During my most difficult times, I've found writing down how I feel to be therapeutic, a means of letting off steam at the least, and allowing me to visit my soul and discover the depths of my feelings at best. And, because I am a writer at heart, I've shared my pains and my triumphs with you. Consequently, many who are going through similar painful experiences feel comfortable approaching me either to vent or to seek counsel.

One thing I hear from you over and over again is that you wish you could write a book about your experiences or your life in general. I always say, 'You can!'

 

We don't have to publish a book to derive the benefits of writing that book. There's no magic formula to writing something worth reading other than to be honest about our human feelings and experiences. We don't have to pen 'Gone With The Wind' to touch another's soul or discover our own.

I have a pen pal I'll call Paul who encourages me to write my autobiography 'just for my family.' (Maybe it's his diplomatic way of suggesting that I shouldn't quit my day job.) He's right in advising me to do this, and I'm right in advising you to write also. When I write, I get transported into another space. It is a very real, intense space where I am at one with my soul. It is therapeutic and very satisfying. I recommend you try it. After all, you don't have to share what you write or what you discover about yourself with anyone else unless you choose to do so.

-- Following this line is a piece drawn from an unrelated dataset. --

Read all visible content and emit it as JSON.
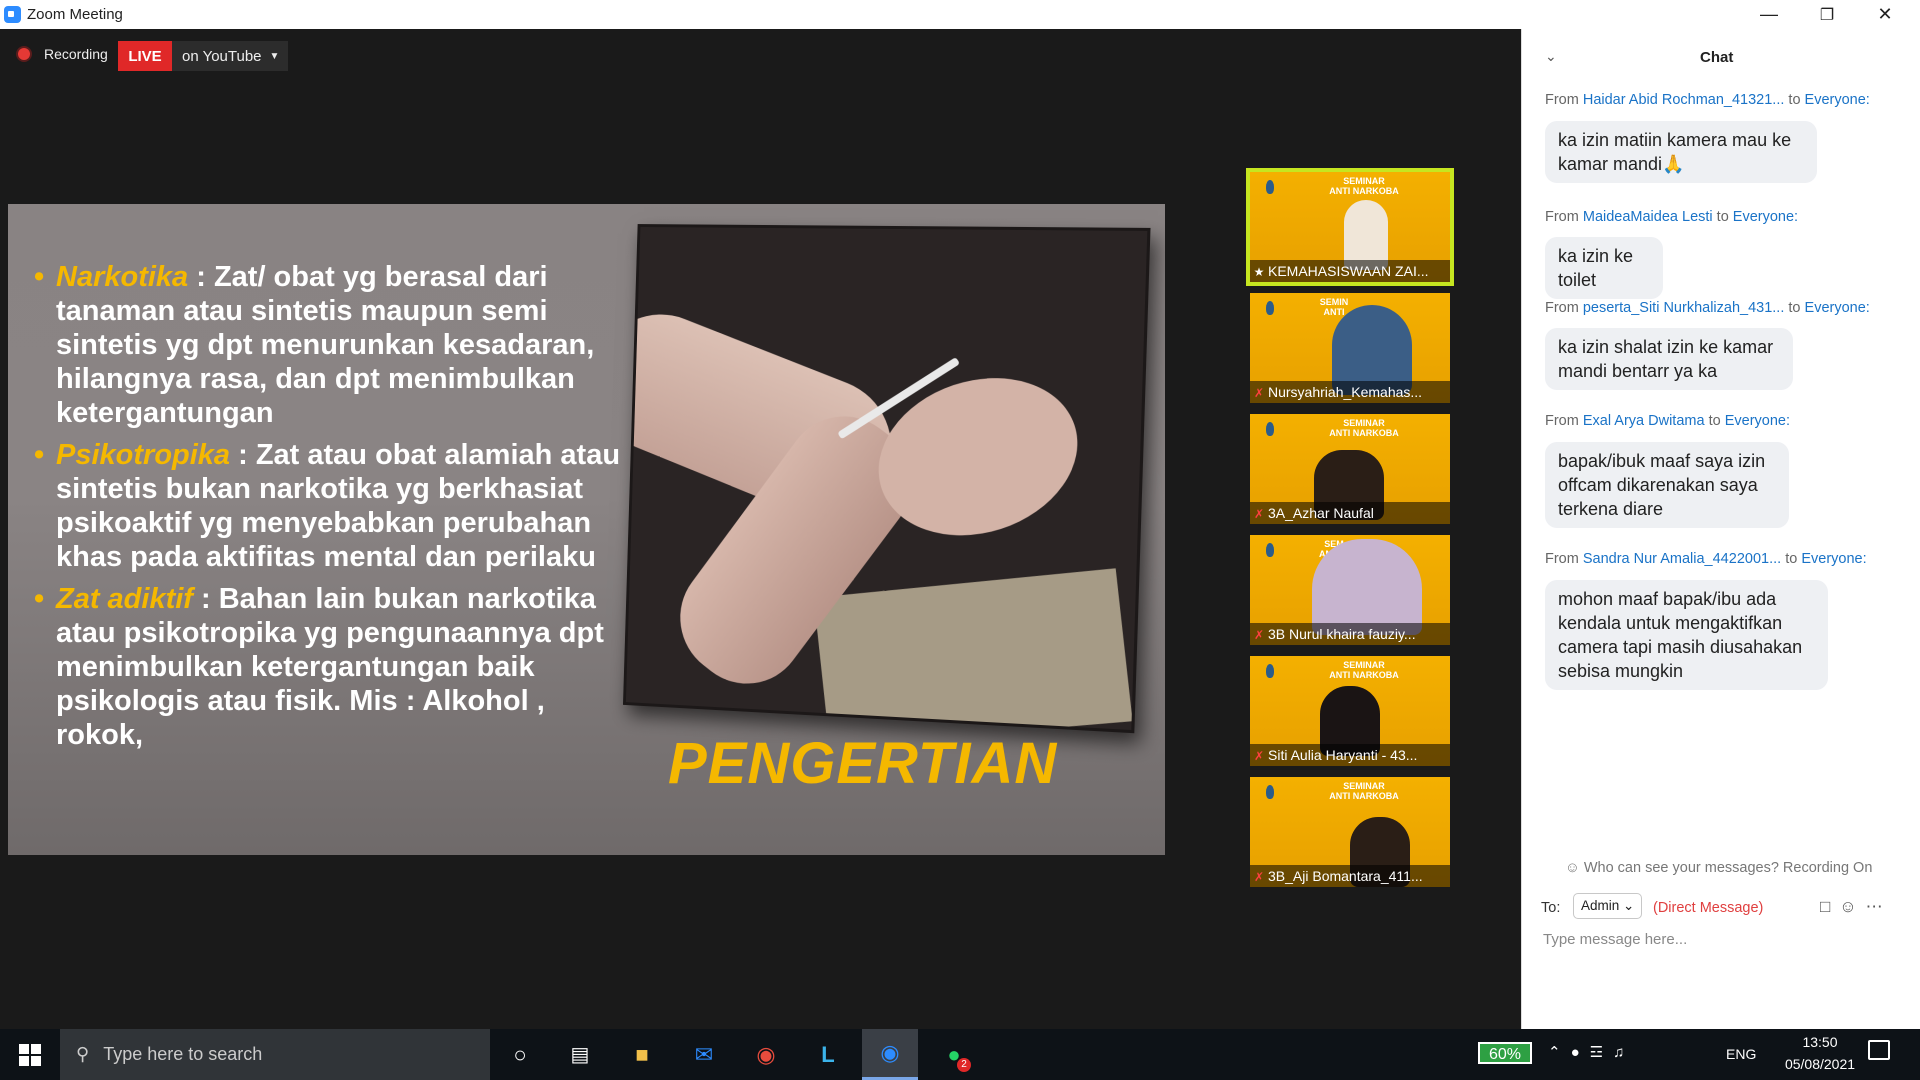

You can write a whole book or just an essay or a letter to someone living or dead. Saul Bellow did it best. I can't remember the title of his book that I read decades ago, but it was a collection of letters he wrote to both the living and the dead, friends and strangers, obscure and famous. The point is, write what you feel. Maybe you'll want to publish it, but you can shred it if you prefer.

I do have an unfinished book that I must finish for my own sake, whether or not it is ever published. I am writing it as a novel, but much of it based on my own experiences and emotions. For all of you who read the excerpts I published in The Shopper a few years back and sent in requests to be notified when the book does get published, and for those of you who ask me about it when I'm out and about, thank you. It keeps me motivated and I will finish it. Interestingly, it is very close to being done. And, I know the end of the story. My sister asked me 9 years ago, when I was journaling the beginnings of the book, to write the ending. What an interesting suggestion that was. I thought about it for a while and then wrote, they all lived happily ever after. That part remains to be seen.

It was just yesterday when I decided to write about writing when I realized why I had stopped writing the book. I had come to a point in the story that was still too painful for me to write about.

 

Too painful for me to write about? The realization stunned me. Maybe that's why you don't write either.

Having discovered my 'writer's block', I can now proceed to finish my story. What about your story?





Jean Loxley-Barnard has been a writer all her life and studied both sociology and psychology at George Washington University where she earned a B.A. Her company, The Shopper, Inc., encompasses all the Loxley-Barnard family publications - The Shopper Magazines and Doctor to Doctor Magazine. She has been in the advertising, consulting and publishing business for 39 years.